MAC flap took down the whole network

Hello folks, this is one of those posts that excites people... lol jk.

Today, we had someone turn on a switch port which took down almost access for everyone on the network to everything for about 10 min until we resolved it

https://imgur.com/a/wtJLyIA

The drawing below explains the topology. We have 2 nexus cores that are peer links that attach to many switches via VPC, in this example it is our building distribution switch. Our builiding dist switch connects to a building access switch. VLAN 5 is like a black-hole vlan, it's on all our sw-ports by default and meant to not give access to anything until we put a real vlan in there. So we have this new ciena router that is supposed to hook up our main site here to DR site far away. so far it's only connected here, but not DR site yet. The ciena has 2 connections going to each nexus core configured as switchport access vlan 5 on our cores. The ciena is also turned on. So right when my co-worker went to activate a random sw-port at a randome access switch for one of the buildings, he just turned it on....next thing you know tickets start pouring in about loss of connectivity and we get 1 log in the distribution switch saying:

building distribution switch#

\%SW_MATM-4-MACFLAP_NOTIF: Host 085f.51y6.5626 in vlan 5 is flapping between port Po1 and port Po2

\%SW_MATM-4-MACFLAP_NOTIF: Host 085f.51y6.5626 in vlan 5 is flapping between port Po1 and port Po2

So hell breaks loose until we shut off the port. my question is how could this been avoided?
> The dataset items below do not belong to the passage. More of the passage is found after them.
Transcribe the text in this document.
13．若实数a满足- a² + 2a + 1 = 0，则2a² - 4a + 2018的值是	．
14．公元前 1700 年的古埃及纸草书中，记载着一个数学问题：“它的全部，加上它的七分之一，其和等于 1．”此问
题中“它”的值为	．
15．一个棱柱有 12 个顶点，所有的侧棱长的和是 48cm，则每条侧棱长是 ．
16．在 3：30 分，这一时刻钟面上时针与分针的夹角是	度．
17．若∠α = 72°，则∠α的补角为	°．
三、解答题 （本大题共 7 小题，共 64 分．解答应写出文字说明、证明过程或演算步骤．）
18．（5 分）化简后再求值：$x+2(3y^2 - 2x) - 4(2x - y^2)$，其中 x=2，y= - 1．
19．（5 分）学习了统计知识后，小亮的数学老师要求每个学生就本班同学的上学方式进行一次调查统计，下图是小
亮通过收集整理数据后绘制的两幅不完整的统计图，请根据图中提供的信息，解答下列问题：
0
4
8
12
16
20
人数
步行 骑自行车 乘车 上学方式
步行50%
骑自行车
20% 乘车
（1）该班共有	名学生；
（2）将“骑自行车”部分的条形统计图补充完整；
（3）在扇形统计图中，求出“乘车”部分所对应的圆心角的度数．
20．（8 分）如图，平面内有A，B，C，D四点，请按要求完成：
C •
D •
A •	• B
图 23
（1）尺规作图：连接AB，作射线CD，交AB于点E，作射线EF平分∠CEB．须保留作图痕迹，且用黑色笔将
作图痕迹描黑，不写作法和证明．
Do I need to configure broadcast storm thresholds? I would think spanning-tree would do something about this, but apparently not... I would also expect to see this log more than just once as I outputted above right? I've seen loops like this before in the past many times with MAC flaps, but to take down the network to everyone??? I've never seen it be bad to this magnitude!!



No comments:

Post a Comment